‘Hoger reiken’, Liahona, juni 2024.
Onder heiligen der laatste dagen
Hoger reiken
Ik vroeg me af waarom Emily stilstond op het pad, totdat ik zag dat ze haar hand naar de jongevrouw achter haar uitstak.
Toen mijn vrouw jongevrouwenpresidente van onze wijk was, vroeg ze me elke zomer om op het jongevrouwenkamp met de buitenactiviteiten te helpen. Tijdens een recent kamp hielp ik met een touwenpad dat de jongevrouwen geblinddoekt moesten volgen.
De meisjes die het pad bewandelden moesten zich vasthouden aan een dun touw dat van de ene boom naar de andere boom ging. Bij elke boom die ze bereikten, moesten ze rond de stam van de boom naar het stuk touw zoeken dat ze naar de volgende boom zou leiden. Het pad had een aantal lastige stukken, zoals een doodlopend spoor.

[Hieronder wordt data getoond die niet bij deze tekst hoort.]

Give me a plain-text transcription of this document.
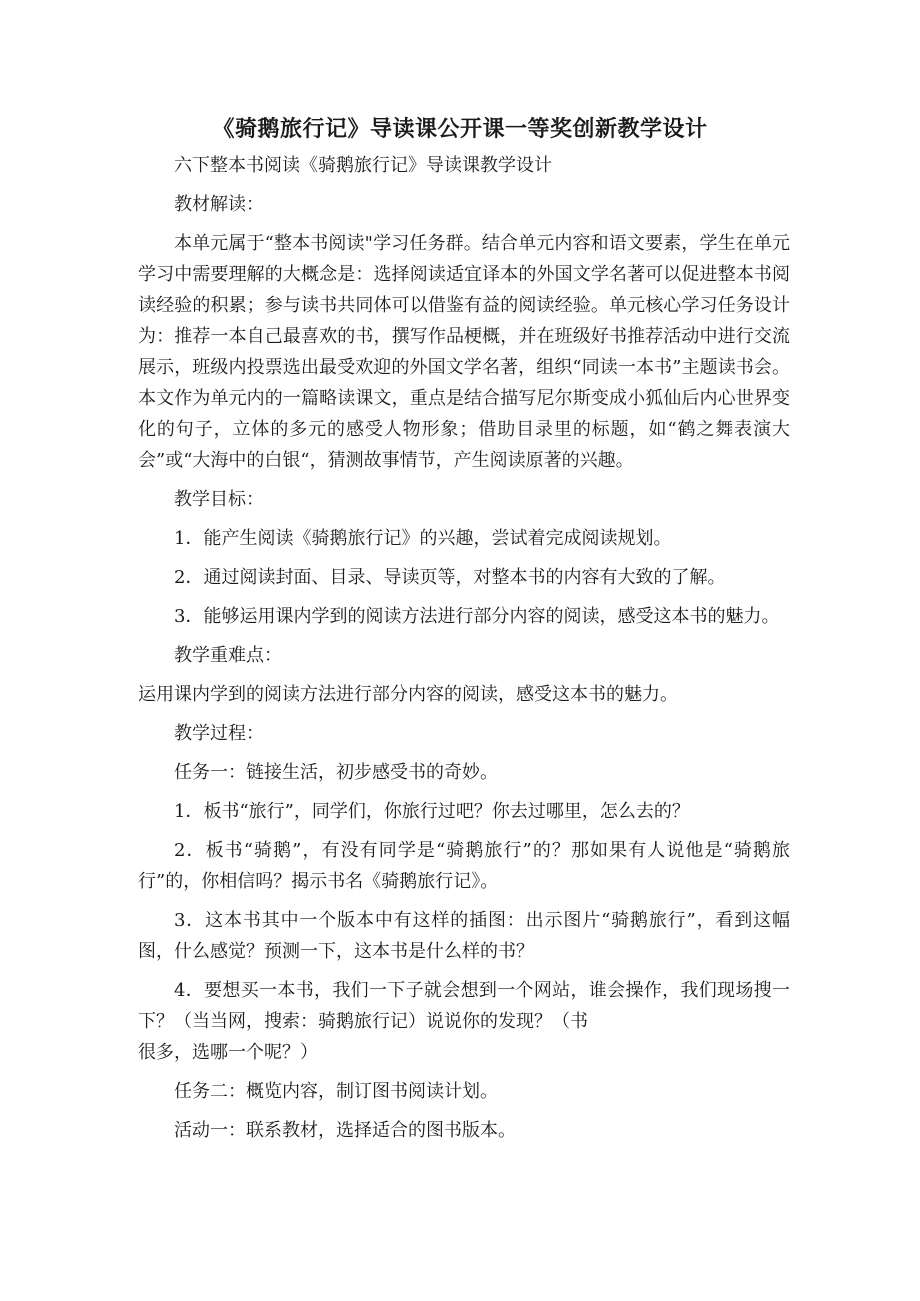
《骑鹅旅行记》导读课公开课一等奖创新教学设计

六下整本书阅读《骑鹅旅行记》导读课教学设计

教材解读：

本单元属于“整本书阅读"学习任务群。结合单元内容和语文要素，学生在单元学习中需要理解的大概念是：选择阅读适宜译本的外国文学名著可以促进整本书阅读经验的积累；参与读书共同体可以借鉴有益的阅读经验。单元核心学习任务设计为：推荐一本自己最喜欢的书，撰写作品梗概，并在班级好书推荐活动中进行交流展示，班级内投票选出最受欢迎的外国文学名著，组织“同读一本书”主题读书会。本文作为单元内的一篇略读课文，重点是结合描写尼尔斯变成小狐仙后内心世界变化的句子，立体的多元的感受人物形象；借助目录里的标题，如“鹤之舞表演大会”或“大海中的白银“，猜测故事情节，产生阅读原著的兴趣。

教学目标：

1．能产生阅读《骑鹅旅行记》的兴趣，尝试着完成阅读规划。

2．通过阅读封面、目录、导读页等，对整本书的内容有大致的了解。

3．能够运用课内学到的阅读方法进行部分内容的阅读，感受这本书的魅力。

教学重难点：

运用课内学到的阅读方法进行部分内容的阅读，感受这本书的魅力。

教学过程：

任务一：链接生活，初步感受书的奇妙。

1．板书“旅行”，同学们，你旅行过吧？你去过哪里，怎么去的？

2．板书“骑鹅”，有没有同学是“骑鹅旅行”的？那如果有人说他是“骑鹅旅行”的，你相信吗？揭示书名《骑鹅旅行记》。

3．这本书其中一个版本中有这样的插图：出示图片“骑鹅旅行”，看到这幅图，什么感觉？预测一下，这本书是什么样的书？

4．要想买一本书，我们一下子就会想到一个网站，谁会操作，我们现场搜一下？（当当网，搜索：骑鹅旅行记）说说你的发现？（书

很多，选哪一个呢？）

任务二：概览内容，制订图书阅读计划。

活动一：联系教材，选择适合的图书版本。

Ik hielp de deelneemsters als ze verdwaalden of moeite hadden met een bijzonder lastig gedeelte op het pad.
Op die plek was het touw zoals gewoonlijk aan een boom vastgebonden. Maar het touw dat naar de volgende boom leidde, hing iets boven het touw waarmee de meisjes bij de boom waren gekomen. Tot op dat punt waren de jongevrouwen gewend om gewoon rondom de stam te voelen en het volgende touw te vinden. Als ze het hogere touw niet konden vinden, zei ik: ‘Hoger reiken.’
Net als de meisjes voor haar raakte Emily, een van de jongevrouwen, al snel gefrustreerd toen ze het hogere touw niet kon vinden. Na ongeveer 20 seconden fluisterde ik: ‘Hoger reiken.’ Emily vond het touw al snel, maar toen bleef ze staan.
In plaats van verder te gaan, draaide Emily zich om en stak haar hand uit naar de jongevrouw achter haar, Gwen. Emily bracht haar hand voorzichtig omhoog naar het hogere touw, zodat ze het kon vinden. Toen ging Emily verder, gevolgd door Gwen.
Emily’s behulpzame gebaar was klein, maar het herinnerde me aan onze belangrijke taak als discipelen van Jezus Christus om anderen op het verbondspad te helpen, Gods kinderen te helpen hoger te reiken en ‘de handen die slap neerhangen’ te verheffen (Leer en Verbonden 81:5).
‘Als we anderen opbeuren, voelen we onszelf ook beter’, heeft ouderling Dieter F. Uchtdorf als tweede raadgever in het Eerste Presidium gezegd. Hij heeft ook gezegd: ‘Als we ons over anderen ontfermen, brengt dat ons ook zegen. Dienen en offeren openen de vensters des hemels, zodat de fijnste zegeningen op ons kunnen neerdalen.’ (‘Geluk, uw erfgoed’, Liahona, november 2008, 119.)